Mais parce qu’on les a qualifié d’ultraconservateurs les Teas Parties et que plusieurs excités ont manifestés bruyamment quelques idées délirantes, Tartempion français croit qu’il s’agit d’un mouvement raciste (quoique le racisme n’étant pas conservateur en tout état de cause) et réactionnaire.

Troisième leçon du provincialisme français : ce qui n’entre pas dans nos typologies françaises sera catalogué extrémiste.
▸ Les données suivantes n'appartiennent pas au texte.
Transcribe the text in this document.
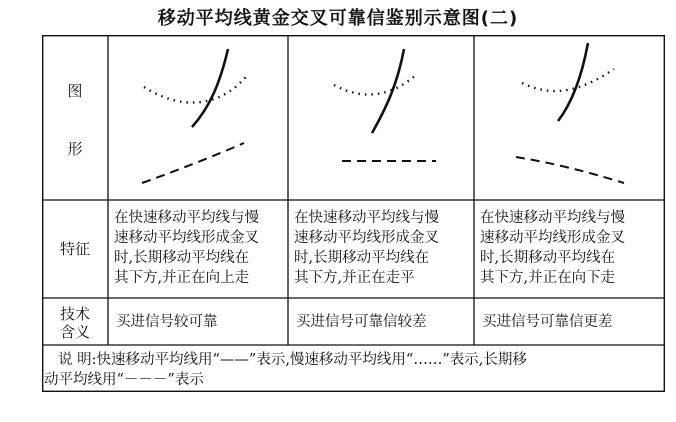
移动平均线黄金交叉可靠信鉴别示意图(二)
图
形
特征
技术
含义
在快速移动平均线与慢
速移动平均线形成金叉
时,长期移动平均线在
其下方,并正在向上走
在快速移动平均线与慢
速移动平均线形成金叉
时,长期移动平均线在
其下方,并正在走平
在快速移动平均线与慢
速移动平均线形成金叉
时,长期移动平均线在
其下方,并正在向下走
买进信号较可靠	买进信号可靠信较差	买进信号可靠信更差
说 明:快速移动平均线用“——”表示,慢速移动平均线用“……”表示,长期移
动平均线用“－－－”表示
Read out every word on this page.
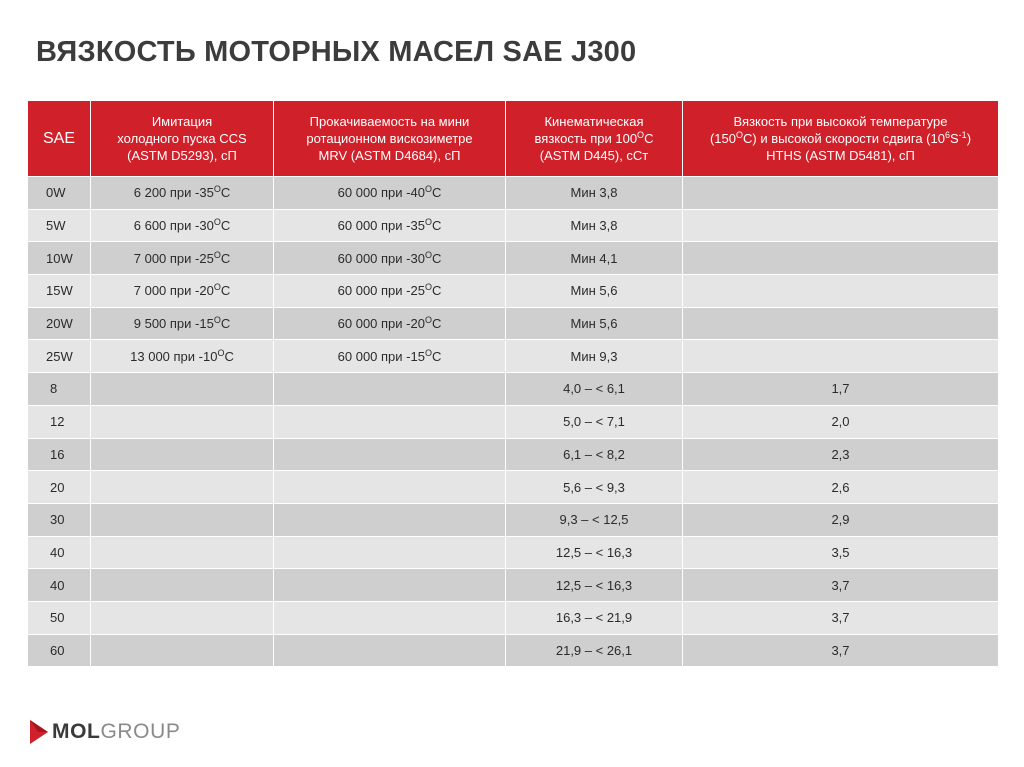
ВЯЗКОСТЬ МОТОРНЫХ МАСЕЛ SAE J300
SAE	Имитация
холодного пуска CCS
(ASTM D5293), сП	Прокачиваемость на мини
ротационном вискозиметре
MRV (ASTM D4684), сП	Кинематическая
вязкость при $100^ОС$
(ASTM D445), сСт	Вязкость при высокой температуре
$(150^ОС)$ и высокой скорости сдвига $(10^6S^{-1})$
HTHS (ASTM D5481), сП
0W	6 200 при $-35^ОС$	60 000 при $-40^ОС$	Мин 3,8	
5W	6 600 при $-30^ОС$	60 000 при $-35^ОС$	Мин 3,8	
10W	7 000 при $-25^ОС$	60 000 при $-30^ОС$	Мин 4,1	
15W	7 000 при $-20^ОС$	60 000 при $-25^ОС$	Мин 5,6	
20W	9 500 при $-15^ОС$	60 000 при $-20^ОС$	Мин 5,6	
25W	13 000 при $-10^ОС$	60 000 при $-15^ОС$	Мин 9,3	
8			4,0 – < 6,1	1,7
12			5,0 – < 7,1	2,0
16			6,1 – < 8,2	2,3
20			5,6 – < 9,3	2,6
30			9,3 – < 12,5	2,9
40			12,5 – < 16,3	3,5
40			12,5 – < 16,3	3,7
50			16,3 – < 21,9	3,7
60			21,9 – < 26,1	3,7
MOLGROUP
La droite US veut détruire le système social américain

Parce qu’une partie de la droite américaine veut remettre en cause la réforme de santé faite par Obama, les Français comprennent que les Républicains souhaitent la casse sociale et que leurs électeurs sont manipulés par les lobbies.

Aron remarquait avec justesse qu’un grand préjugé de la gauche est de croire qu’il y a un lien entre la moralité d’une personne et ses convictions politiques ; on vote à gauche parce qu’on est bon et la droite sont les salauds. En réalité moralité et politique sont dissociés. Surtout les différences politiques se trouvent plus dans les moyens préconisés que dans les finalités.

Il est tout simplement absurde de penser – et c’est même intolérant – que la droite veut la casse sociale. En réalité elle vise les mêmes fins que la gauche – le bien commun – par d’autres moyens.

Une assurance maladie soutenue par l’État est-elle favorable au large tissu social existant ? Obama pense que oui, les Républicains pensent que non.

On peut désapprouver ces options politiques, on ne devrait pas réduire la volonté politique du camp que nous désapprouvons à des mauvaises intentions. Le faire, c’est montrer qu’on parle sans connaître.

4e provincialisme : ce que nous ne comprenons, nous le prendrons de haut, nous le caricaturerons, nous lui prêterons notre propre intolérance.